There is more than one way to cover a temple in platinum. Maybe we both long for an era when there were less things to record death. In the interview, they asked if you believe in love at first sight. You said I think I have to. You didn’t say we are all one hard storm away from dissolving, vanishing into the frenzied dusk. But I get it. I know what it is to walk into the mouth of an unfamiliar morning and feel everything. I touch hands with a stranger who gives me my change at the market, and I already know their history. I suppose this is survival. I will love those who no one else thinks to remember. This is all that is promised: there will be a decade you are born, and a decade that you will not make it out of alive.
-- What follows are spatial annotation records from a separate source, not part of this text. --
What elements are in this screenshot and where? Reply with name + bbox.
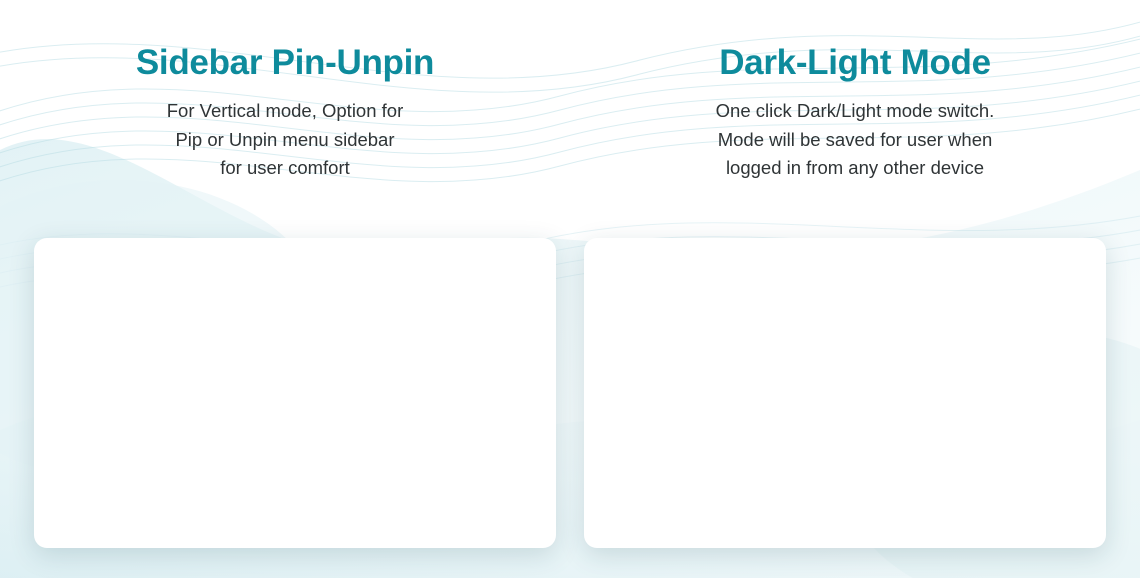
headings-row: Sidebar Pin-Unpin For Vertical mode, Opt… (0, 0, 1140, 230)
app-screenshot-light-mode[interactable] (584, 238, 1106, 548)
subtitle-line: One click Dark/Light mode switch. (570, 97, 1140, 126)
promo-page: Sidebar Pin-Unpin For Vertical mode, Opt… (0, 0, 1140, 578)
subtitle-line: Mode will be saved for user when (570, 126, 1140, 155)
heading-column-right: Dark-Light Mode One click Dark/Light mod… (570, 0, 1140, 230)
subtitle-line: logged in from any other device (570, 154, 1140, 183)
app-screenshot-light-pinned[interactable] (34, 238, 556, 548)
screenshots-row (0, 238, 1140, 578)
page-subtitle-right: One click Dark/Light mode switch.Mode wi… (570, 97, 1140, 183)
page-title-left: Sidebar Pin-Unpin (0, 42, 570, 84)
page-title-right: Dark-Light Mode (570, 42, 1140, 84)
heading-column-left: Sidebar Pin-Unpin For Vertical mode, Opt… (0, 0, 570, 230)
page-subtitle-left: For Vertical mode, Option forPip or Unpi… (0, 97, 570, 183)
subtitle-line: for user comfort (0, 154, 570, 183)
subtitle-line: For Vertical mode, Option for (0, 97, 570, 126)
subtitle-line: Pip or Unpin menu sidebar (0, 126, 570, 155)
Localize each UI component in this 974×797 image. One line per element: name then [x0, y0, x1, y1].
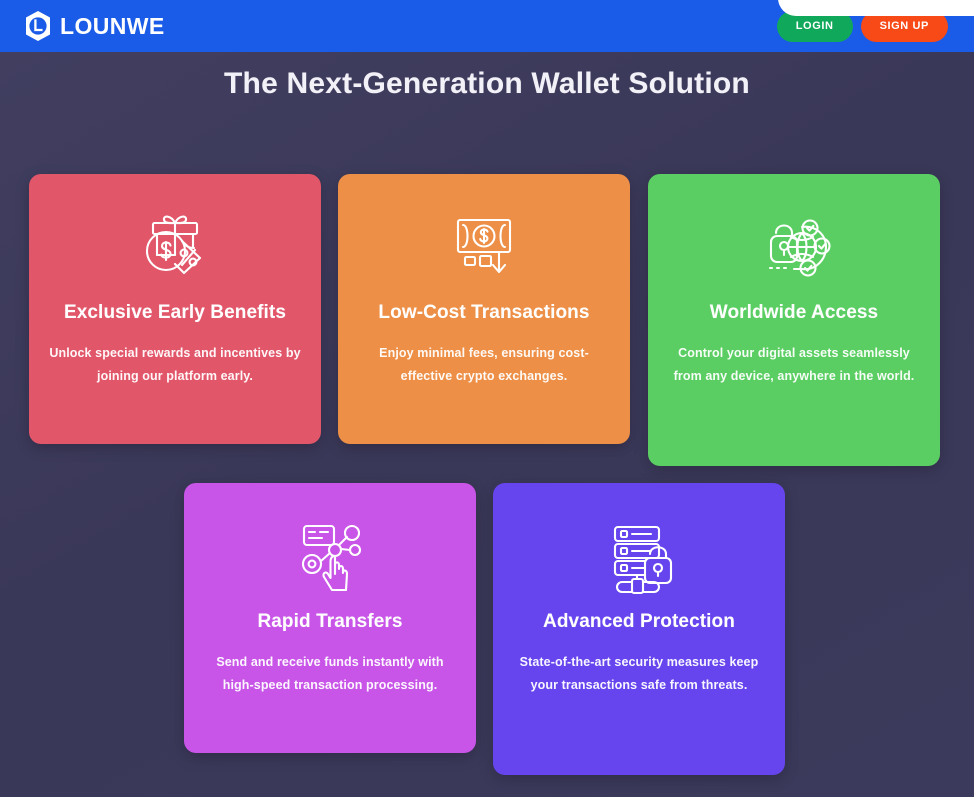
gift-coin-discount-icon [127, 200, 223, 292]
feature-card-low-cost-transactions[interactable]: Low-Cost Transactions Enjoy minimal fees… [338, 174, 630, 444]
server-lock-icon [591, 509, 687, 601]
banknote-down-arrow-icon [436, 200, 532, 292]
feature-card-advanced-protection[interactable]: Advanced Protection State-of-the-art sec… [493, 483, 785, 775]
feature-card-title: Rapid Transfers [257, 611, 402, 633]
hexagon-l-logo-icon [23, 10, 53, 42]
feature-card-grid: Exclusive Early Benefits Unlock special … [0, 52, 974, 797]
browser-overlay-panel [778, 0, 974, 16]
feature-card-description: Control your digital assets seamlessly f… [668, 342, 920, 388]
feature-card-exclusive-early-benefits[interactable]: Exclusive Early Benefits Unlock special … [29, 174, 321, 444]
feature-card-description: Unlock special rewards and incentives by… [49, 342, 301, 388]
brand-logo[interactable]: LOUNWE [23, 10, 165, 42]
lock-globe-check-icon [746, 200, 842, 292]
feature-card-title: Worldwide Access [710, 302, 878, 324]
brand-name: LOUNWE [60, 15, 165, 38]
feature-card-description: State-of-the-art security measures keep … [513, 651, 765, 697]
feature-card-description: Enjoy minimal fees, ensuring cost-effect… [358, 342, 610, 388]
feature-card-worldwide-access[interactable]: Worldwide Access Control your digital as… [648, 174, 940, 466]
feature-card-title: Exclusive Early Benefits [64, 302, 286, 324]
feature-card-rapid-transfers[interactable]: Rapid Transfers Send and receive funds i… [184, 483, 476, 753]
page-body: The Next-Generation Wallet Solution [0, 52, 974, 797]
feature-card-description: Send and receive funds instantly with hi… [204, 651, 456, 697]
feature-card-title: Advanced Protection [543, 611, 735, 633]
feature-card-title: Low-Cost Transactions [378, 302, 589, 324]
hand-network-nodes-icon [282, 509, 378, 601]
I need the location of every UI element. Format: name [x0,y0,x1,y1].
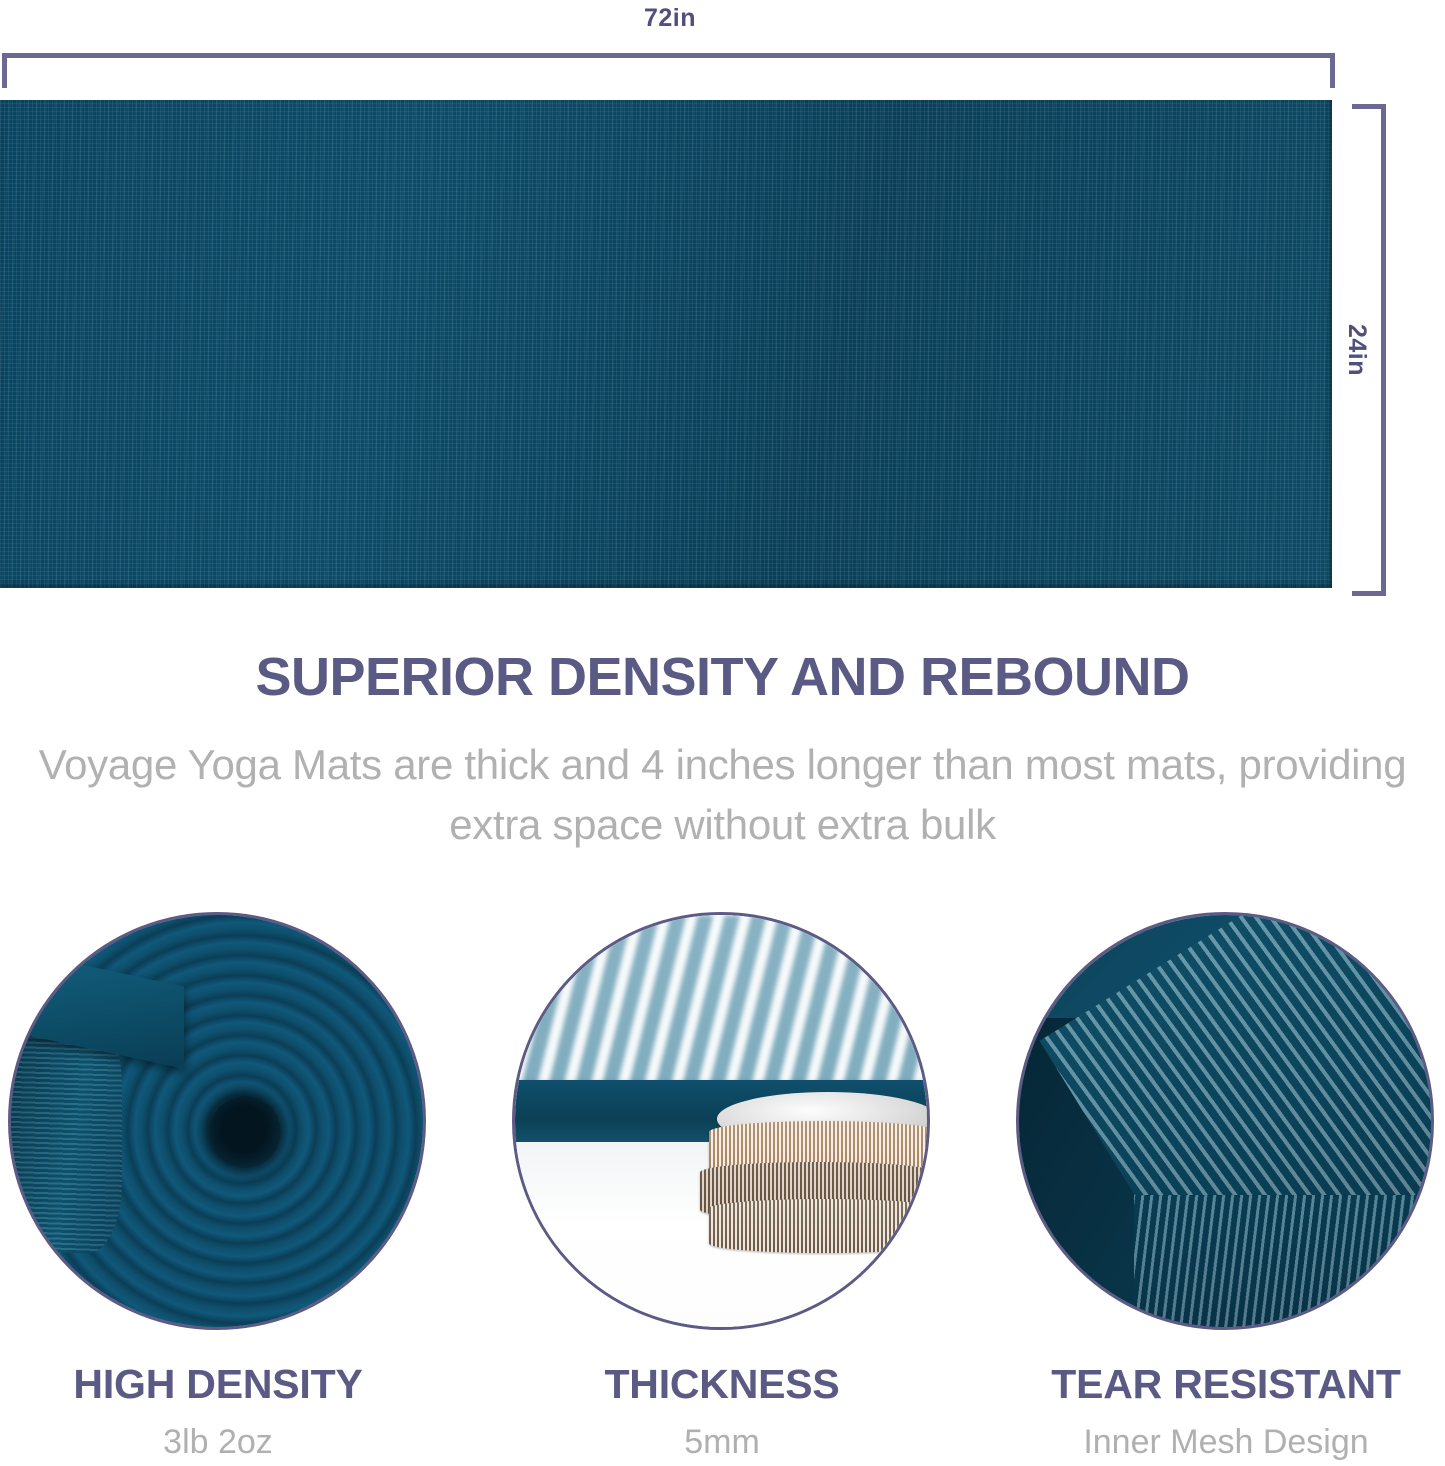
yoga-mat-hero-image [0,100,1332,588]
mat-surface-blurred [512,915,930,1088]
feature-title: HIGH DENSITY [8,1364,428,1405]
mat-roll-center-hole [209,1096,281,1168]
width-dimension-label: 72in [0,4,1340,33]
height-dimension-label: 24in [1328,104,1386,596]
mat-edge-with-coin-stack-photo [512,912,930,1330]
feature-item-high-density: HIGH DENSITY 3lb 2oz [8,912,428,1459]
feature-value: 5mm [512,1425,932,1459]
feature-title: TEAR RESISTANT [1016,1364,1436,1405]
feature-item-thickness: THICKNESS 5mm [512,912,932,1459]
folded-mat-texture-photo [1016,912,1434,1330]
rolled-yoga-mat-photo [8,912,426,1330]
coin-rim-3 [709,1199,930,1253]
feature-value: 3lb 2oz [8,1425,428,1459]
feature-item-tear-resistant: TEAR RESISTANT Inner Mesh Design [1016,912,1436,1459]
feature-list: HIGH DENSITY 3lb 2oz THICKNESS 5mm TEAR … [0,912,1445,1466]
feature-value: Inner Mesh Design [1016,1425,1436,1459]
page-title: SUPERIOR DENSITY AND REBOUND [0,646,1445,708]
feature-title: THICKNESS [512,1364,932,1405]
page-subtitle: Voyage Yoga Mats are thick and 4 inches … [22,735,1423,854]
width-dimension-bracket [2,53,1335,88]
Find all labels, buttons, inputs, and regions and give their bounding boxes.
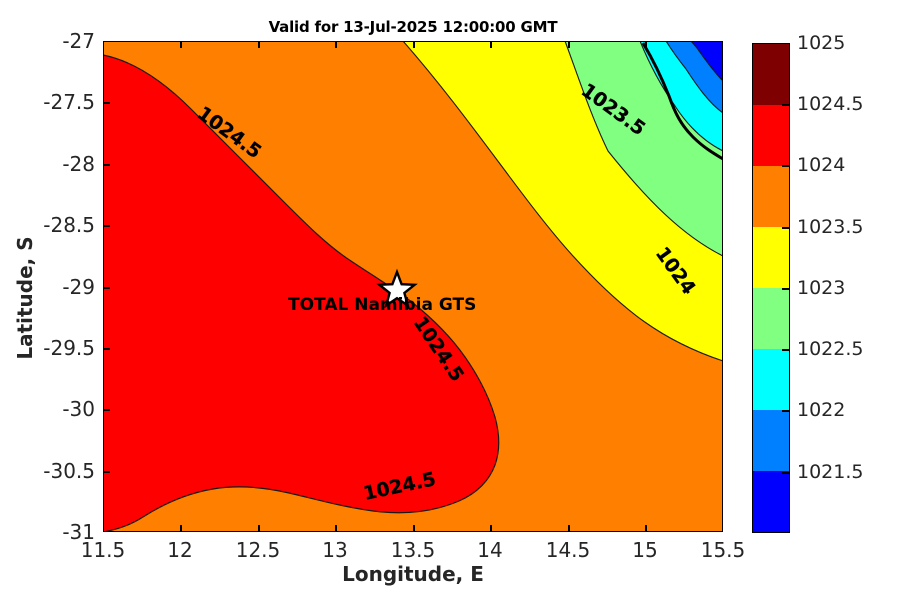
x-tick-top [180,41,182,48]
y-tick-label: -28 [0,152,95,176]
chart-title: Valid for 13-Jul-2025 12:00:00 GMT [103,18,723,36]
x-tick-label: 12 [167,538,192,562]
y-tick [103,471,110,473]
x-tick-label: 15 [632,538,657,562]
colorbar-tick-label: 1023 [797,277,845,299]
colorbar-tick-label: 1025 [797,32,845,54]
figure-root: Valid for 13-Jul-2025 12:00:00 GMT 1024.… [0,0,900,600]
colorbar-band-1024p5 [753,105,789,166]
y-tick [103,225,110,227]
y-tick [103,164,110,166]
station-label: TOTAL Namibia GTS [288,295,476,315]
colorbar-tick [782,410,790,412]
plot-area: 1024.5 1023.5 1024 1024.5 1024.5 [103,41,723,532]
colorbar-tick [782,227,790,229]
colorbar-tick [782,349,790,351]
colorbar-tick-label: 1023.5 [797,216,863,238]
x-tick-label: 14 [477,538,502,562]
x-tick-top [490,41,492,48]
plot-frame [103,41,723,532]
y-tick-label: -27.5 [0,90,95,114]
x-tick-label: 14.5 [546,538,591,562]
x-tick-label: 13 [322,538,347,562]
x-tick-top [413,41,415,48]
y-tick-label: -30.5 [0,459,95,483]
colorbar-tick-label: 1021.5 [797,461,863,483]
colorbar-tick [782,472,790,474]
colorbar-band-1025 [753,44,789,105]
x-tick [413,525,415,532]
x-tick-top [568,41,570,48]
y-tick-label: -27 [0,29,95,53]
y-tick [103,287,110,289]
x-tick-label: 11.5 [81,538,126,562]
x-tick-label: 13.5 [391,538,436,562]
colorbar-band-1021p5 [753,471,789,532]
y-axis-title: Latitude, S [13,178,37,418]
colorbar-tick-label: 1022 [797,399,845,421]
x-tick [490,525,492,532]
x-tick-top [335,41,337,48]
x-tick-label: 15.5 [701,538,746,562]
colorbar-band-1023 [753,288,789,349]
y-tick [103,102,110,104]
colorbar-band-1023p5 [753,227,789,288]
x-tick [645,525,647,532]
colorbar-tick [782,104,790,106]
x-tick-top [645,41,647,48]
colorbar-tick [782,288,790,290]
colorbar-band-1022p5 [753,349,789,410]
x-axis-title: Longitude, E [103,562,723,586]
colorbar-tick-label: 1024.5 [797,93,863,115]
colorbar-band-1022 [753,410,789,471]
y-tick [103,409,110,411]
colorbar-tick-label: 1022.5 [797,338,863,360]
x-tick-top [258,41,260,48]
colorbar-tick-label: 1024 [797,154,845,176]
y-tick [103,348,110,350]
x-tick [568,525,570,532]
colorbar-band-1024 [753,166,789,227]
x-tick [180,525,182,532]
x-tick [335,525,337,532]
x-tick [258,525,260,532]
x-tick-label: 12.5 [236,538,281,562]
colorbar-tick [782,165,790,167]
All of the rooftops where the parties were in the year of my becoming are now dust. No one dances so close to the sky anymore. I say I, too, am a romantic, and I mean I never expected to survive this long. I have infinite skin. I keep dry when the rain comes. There will always be another era of bright suits that don’t quite fit, but must. There will always be a year where the cameras are hungry for whatever sins we can strangle out of the night. There will always be another spoon for boys to lick the sugar from.



From the writer

:: Account ::

This is perhaps a little funny, but I became interested in exploring all of the songs that I didn’t know were about sex until a time much later than my first listen. I started going back and making a mixtape, of sorts. “Songs that I didn’t know where about sex when I was younger.” I started writing poems using the songs (or albums) as a prompt, but I was interested in writing poems about my fears and anxieties, as opposed to just poems saying “Hey! This is a song about sex and I had no idea!”

I feel like I enjoy this process so much because it takes me back to my earliest consumption of these songs. I got to be oblivious to them, and build my own place where they were about what I needed them to be. I like doing it with newer music as well. Songs and albums that I love and know exactly what they’re about, but want to see what might be resting underneath the surface for me. It’s like I’m approaching everything with new ears and eyes. It is maybe the closest I’ve been to writing erotically, in a sense. It feels like I’m undressing the bedroom and putting up fresh wallpaper, new curtains.


Hanif Willis-Abdurraqib is a poet, essayist, and cultural critic from Columbus, Ohio. He is a poetry editor at Muzzle Magazine, a columnist at MTV News, and a Callaloo creative writing fellow. His first collection of poems, The Crown Ain’t Worth Much, is being released in 2016 by Button Poetry/Exploding Pinecone Press.